解：$$\begin{gathered} 全微分存在的充分定理：偏导存在且连续\Rightarrow 可微 \\ {f}_y^{{}^{\prime }}(0,0)=\underset{y\to 0}{\lim }\frac{f(0,y)-f(0,0)}{y}=\underset{y\to 0}{\lim }\frac{f(0,y)-f(0,0)}{\sqrt{y^2+0}}\frac{\sqrt{y^2+0}}{y}=0 \\ 同理可得：f_x^{{}^{\prime }}(0,0)=0\Rightarrow f(x,y)处可微 \\ 由可微偏导数必存在可知： \\ 取f(x,y)=x+y，函数f(x,y)在(0,0)处可微 \\ \underset{(x,y)\to (0,0)}{\lim }\frac{x+y}{\sqrt{x^2+y^2}} \\ (x,y)沿着y=kx趋向于(0,0)时： \\ \underset{(x,y)\to (0,0)}{\lim }\frac{x+y}{\sqrt{x^2+y^2}}=\frac{1+k}{\sqrt{1+k^2}} \\ 在k取不同值时没有唯一常数，故极限不存在 \\ 故：\underset{(x,y)\to (0,0)}{\lim }\frac{f(x,y)-f(0,0)}{\sqrt{x^2+y^2}}=0不是必要条件 \\ \underset{(x,y)\to (0,0)}{\lim }\frac{f(x,y)-f(0,0)}{\sqrt{x^2+y^2}}=0是f(x,y)在点(0,0)处充分非必要条件，选A \end{gathered}$$

练习4：函数$f(x,y)=\{\begin{array}{l}(x^2+y^2)\sin \frac{1}{x^2+y^2},x^2+y^2\ne 0\\ \\ 0,x^2+y^2=0\end{array}$在$(0,0)$点是否可微？
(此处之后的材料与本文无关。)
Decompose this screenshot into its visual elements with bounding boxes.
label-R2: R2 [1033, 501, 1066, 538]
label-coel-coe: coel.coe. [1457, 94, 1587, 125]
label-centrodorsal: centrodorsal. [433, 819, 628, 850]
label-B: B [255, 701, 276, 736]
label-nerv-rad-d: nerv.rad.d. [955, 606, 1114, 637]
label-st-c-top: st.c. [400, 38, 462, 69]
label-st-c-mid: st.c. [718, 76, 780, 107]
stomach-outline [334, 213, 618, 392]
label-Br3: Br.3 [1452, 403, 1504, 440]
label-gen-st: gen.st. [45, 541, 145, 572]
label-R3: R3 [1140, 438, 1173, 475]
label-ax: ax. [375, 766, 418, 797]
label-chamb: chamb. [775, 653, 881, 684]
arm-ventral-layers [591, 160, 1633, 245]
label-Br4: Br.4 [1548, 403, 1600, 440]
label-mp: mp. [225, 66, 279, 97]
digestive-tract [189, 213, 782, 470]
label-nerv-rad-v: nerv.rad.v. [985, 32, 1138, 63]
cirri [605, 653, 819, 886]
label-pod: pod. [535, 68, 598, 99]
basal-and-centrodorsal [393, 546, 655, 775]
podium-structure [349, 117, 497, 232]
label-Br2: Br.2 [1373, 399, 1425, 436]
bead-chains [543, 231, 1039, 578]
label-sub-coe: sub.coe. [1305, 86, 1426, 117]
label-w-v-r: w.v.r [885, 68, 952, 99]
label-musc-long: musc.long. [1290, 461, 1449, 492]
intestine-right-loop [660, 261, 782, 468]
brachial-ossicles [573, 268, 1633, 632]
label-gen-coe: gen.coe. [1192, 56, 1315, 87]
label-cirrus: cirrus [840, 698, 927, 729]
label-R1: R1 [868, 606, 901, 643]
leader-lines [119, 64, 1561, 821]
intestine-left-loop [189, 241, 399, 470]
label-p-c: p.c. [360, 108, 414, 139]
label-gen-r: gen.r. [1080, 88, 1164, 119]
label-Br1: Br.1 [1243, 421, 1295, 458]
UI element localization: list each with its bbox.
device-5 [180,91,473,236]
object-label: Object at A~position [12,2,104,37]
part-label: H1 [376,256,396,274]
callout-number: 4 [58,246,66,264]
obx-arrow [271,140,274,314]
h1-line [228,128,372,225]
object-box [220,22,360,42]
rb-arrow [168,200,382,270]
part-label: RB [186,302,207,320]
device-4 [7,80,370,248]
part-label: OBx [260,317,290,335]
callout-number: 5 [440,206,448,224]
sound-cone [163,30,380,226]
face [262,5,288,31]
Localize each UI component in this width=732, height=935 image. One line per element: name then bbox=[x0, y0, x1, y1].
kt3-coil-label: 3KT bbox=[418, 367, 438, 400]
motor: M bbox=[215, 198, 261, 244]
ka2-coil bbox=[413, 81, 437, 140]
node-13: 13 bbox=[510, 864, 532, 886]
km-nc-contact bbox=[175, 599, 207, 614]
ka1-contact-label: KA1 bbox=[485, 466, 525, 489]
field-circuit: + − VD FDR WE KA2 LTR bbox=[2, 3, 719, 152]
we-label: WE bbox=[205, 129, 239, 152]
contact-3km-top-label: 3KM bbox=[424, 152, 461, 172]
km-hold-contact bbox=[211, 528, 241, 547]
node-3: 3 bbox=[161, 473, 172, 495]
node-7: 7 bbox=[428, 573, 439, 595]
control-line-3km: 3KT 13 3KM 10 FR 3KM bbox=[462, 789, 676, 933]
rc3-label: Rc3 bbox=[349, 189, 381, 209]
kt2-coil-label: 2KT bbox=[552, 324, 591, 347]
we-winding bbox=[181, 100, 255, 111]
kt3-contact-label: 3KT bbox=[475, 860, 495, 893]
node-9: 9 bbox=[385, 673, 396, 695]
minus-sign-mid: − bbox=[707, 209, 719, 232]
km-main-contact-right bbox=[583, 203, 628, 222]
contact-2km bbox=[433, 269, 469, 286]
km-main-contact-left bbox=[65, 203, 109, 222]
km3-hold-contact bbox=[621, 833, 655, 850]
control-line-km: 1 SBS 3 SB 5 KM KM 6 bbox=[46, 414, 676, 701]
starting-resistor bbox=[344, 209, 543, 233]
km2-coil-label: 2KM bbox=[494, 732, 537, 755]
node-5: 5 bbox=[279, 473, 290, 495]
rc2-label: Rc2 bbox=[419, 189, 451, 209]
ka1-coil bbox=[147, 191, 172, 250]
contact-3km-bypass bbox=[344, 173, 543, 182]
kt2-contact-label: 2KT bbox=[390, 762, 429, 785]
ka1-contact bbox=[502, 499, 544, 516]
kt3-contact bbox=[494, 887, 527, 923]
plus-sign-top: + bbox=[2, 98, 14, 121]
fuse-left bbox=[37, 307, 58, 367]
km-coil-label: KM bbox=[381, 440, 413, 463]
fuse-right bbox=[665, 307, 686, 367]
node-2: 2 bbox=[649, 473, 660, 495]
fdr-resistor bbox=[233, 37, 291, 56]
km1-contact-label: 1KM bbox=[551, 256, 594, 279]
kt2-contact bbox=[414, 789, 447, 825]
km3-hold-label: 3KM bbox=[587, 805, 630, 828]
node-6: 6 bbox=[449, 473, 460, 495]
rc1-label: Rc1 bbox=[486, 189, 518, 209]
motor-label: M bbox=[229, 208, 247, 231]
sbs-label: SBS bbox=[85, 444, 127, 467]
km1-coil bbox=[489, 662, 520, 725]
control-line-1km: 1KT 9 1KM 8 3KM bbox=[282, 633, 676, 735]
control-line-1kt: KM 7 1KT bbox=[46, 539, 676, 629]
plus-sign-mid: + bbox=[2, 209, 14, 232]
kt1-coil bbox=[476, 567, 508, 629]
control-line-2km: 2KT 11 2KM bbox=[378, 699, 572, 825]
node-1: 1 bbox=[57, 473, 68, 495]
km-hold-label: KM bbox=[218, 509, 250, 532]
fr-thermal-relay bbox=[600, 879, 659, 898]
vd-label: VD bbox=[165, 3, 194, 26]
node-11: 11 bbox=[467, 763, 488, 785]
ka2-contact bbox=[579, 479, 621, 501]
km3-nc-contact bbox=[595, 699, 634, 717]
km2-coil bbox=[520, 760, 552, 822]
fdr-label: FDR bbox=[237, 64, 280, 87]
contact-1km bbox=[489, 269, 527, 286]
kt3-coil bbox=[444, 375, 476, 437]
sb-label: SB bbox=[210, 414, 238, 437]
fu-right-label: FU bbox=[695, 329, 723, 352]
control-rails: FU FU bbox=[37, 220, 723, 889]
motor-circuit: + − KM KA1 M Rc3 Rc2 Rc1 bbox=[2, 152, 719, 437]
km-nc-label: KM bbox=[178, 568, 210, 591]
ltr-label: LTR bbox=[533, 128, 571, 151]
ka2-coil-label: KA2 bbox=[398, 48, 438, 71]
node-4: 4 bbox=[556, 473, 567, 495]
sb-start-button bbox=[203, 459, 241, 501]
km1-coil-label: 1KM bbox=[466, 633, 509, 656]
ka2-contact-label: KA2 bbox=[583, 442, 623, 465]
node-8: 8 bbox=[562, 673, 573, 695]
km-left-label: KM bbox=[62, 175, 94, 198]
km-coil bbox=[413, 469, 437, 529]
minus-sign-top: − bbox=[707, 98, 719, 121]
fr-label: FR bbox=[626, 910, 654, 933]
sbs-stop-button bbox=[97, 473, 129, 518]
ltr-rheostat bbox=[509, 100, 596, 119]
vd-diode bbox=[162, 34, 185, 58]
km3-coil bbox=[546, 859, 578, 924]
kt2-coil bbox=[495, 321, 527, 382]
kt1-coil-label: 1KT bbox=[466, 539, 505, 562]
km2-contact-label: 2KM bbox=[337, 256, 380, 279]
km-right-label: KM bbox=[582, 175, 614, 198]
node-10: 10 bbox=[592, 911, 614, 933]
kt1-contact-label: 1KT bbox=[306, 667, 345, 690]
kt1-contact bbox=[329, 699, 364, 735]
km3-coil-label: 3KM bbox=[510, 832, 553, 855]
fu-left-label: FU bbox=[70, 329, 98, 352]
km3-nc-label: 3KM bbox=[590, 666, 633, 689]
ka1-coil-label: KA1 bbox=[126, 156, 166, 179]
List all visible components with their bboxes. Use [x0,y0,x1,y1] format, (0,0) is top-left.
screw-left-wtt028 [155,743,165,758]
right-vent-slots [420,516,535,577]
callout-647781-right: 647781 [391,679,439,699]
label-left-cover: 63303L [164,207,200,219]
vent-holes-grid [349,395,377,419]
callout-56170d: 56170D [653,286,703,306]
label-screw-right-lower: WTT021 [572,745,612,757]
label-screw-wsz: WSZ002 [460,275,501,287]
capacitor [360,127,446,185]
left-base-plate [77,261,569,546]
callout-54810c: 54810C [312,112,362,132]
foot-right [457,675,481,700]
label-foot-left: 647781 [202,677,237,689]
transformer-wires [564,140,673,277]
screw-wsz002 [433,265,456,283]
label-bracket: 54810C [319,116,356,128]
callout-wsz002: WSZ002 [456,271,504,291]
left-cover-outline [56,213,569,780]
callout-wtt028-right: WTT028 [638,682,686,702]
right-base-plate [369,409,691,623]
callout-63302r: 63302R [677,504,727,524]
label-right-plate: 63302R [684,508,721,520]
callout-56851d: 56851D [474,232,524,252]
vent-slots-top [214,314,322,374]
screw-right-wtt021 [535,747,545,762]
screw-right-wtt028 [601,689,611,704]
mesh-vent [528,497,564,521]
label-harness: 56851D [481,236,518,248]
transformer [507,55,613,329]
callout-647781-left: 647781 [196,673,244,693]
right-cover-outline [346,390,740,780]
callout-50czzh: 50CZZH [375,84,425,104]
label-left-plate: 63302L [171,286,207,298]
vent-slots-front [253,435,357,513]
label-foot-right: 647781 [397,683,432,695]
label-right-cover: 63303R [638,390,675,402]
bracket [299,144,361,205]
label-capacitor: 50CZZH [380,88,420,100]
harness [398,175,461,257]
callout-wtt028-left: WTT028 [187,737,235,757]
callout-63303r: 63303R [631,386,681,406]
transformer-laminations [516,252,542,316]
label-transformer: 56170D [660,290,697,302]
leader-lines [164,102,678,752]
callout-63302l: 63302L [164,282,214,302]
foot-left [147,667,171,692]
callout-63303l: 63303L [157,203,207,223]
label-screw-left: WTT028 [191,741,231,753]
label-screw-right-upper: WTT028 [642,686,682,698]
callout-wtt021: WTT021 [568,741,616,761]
解：$$\begin{gathered} 由全微分存在的充分定理可知：（0，0）处偏导存在且偏导在（0，0）连续 \\ 由偏导定义可知：f_y^{{}^{\prime }}(0,0)=\underset{y\to 0}{\lim }\frac{f(0,y)-f(0,0)}{y}=\underset{y\to 0}{\lim }\frac{y^2\sin \frac{1}{y^2}}{y}=0(无穷小与有界函数积为无穷小) \\ 同理可得：f_x^{{}^{\prime }}(0,0)=0，综上可得：f(x,y)在(0,0)点可微 \end{gathered}$$

复合函数的偏导数与全微分

复合函数求导法则

多元函数与一元函数的复合 如果函数$u=\phi (t),v=\psi (t)$都在点$t$可导，函数$z=f(u,v)$在对应点$(u,v)$具有连续一阶偏导数，则复合函数$z=f(\phi (t),\psi (t))$在点$t$可导，且$$\frac{dz}{dt}=\frac{dz}{du}\frac{du}{dt}+\frac{dz}{dv}\frac{dv}{dt}$$

函数$z=f(\phi (t),\psi (t))$仅是$t$的一元函数，这里的$\frac{dz}{dt}$称为全导数

多元函数与多元函数的复合

如果函数$u=\phi (x,y),v=\psi (x,y)$都在点$(x,y)$可导，函数$z=f(u,v)$在对应点$(u,v)$具有连续一阶偏导数，则复合函数$z=f(\phi (x,y),\psi (x,y))$在点$(x,y)$对$x,y$的偏导数，且$$\begin{gathered} \frac{\partial z}{\partial x}=\frac{\partial z}{\partial u}\frac{\partial u}{\partial x}+\frac{\partial z}{\partial v}\frac{\partial v}{\partial x} \\ \frac{\partial z}{\partial y}=\frac{\partial z}{\partial u}\frac{\partial u}{\partial y}+\frac{\partial z}{\partial v}\frac{\partial v}{\partial y} \end{gathered}$$

练习1：设$z=f(xy,x^2-y^2)$，其中$f$可微，$\frac{\partial z}{\partial x}=$?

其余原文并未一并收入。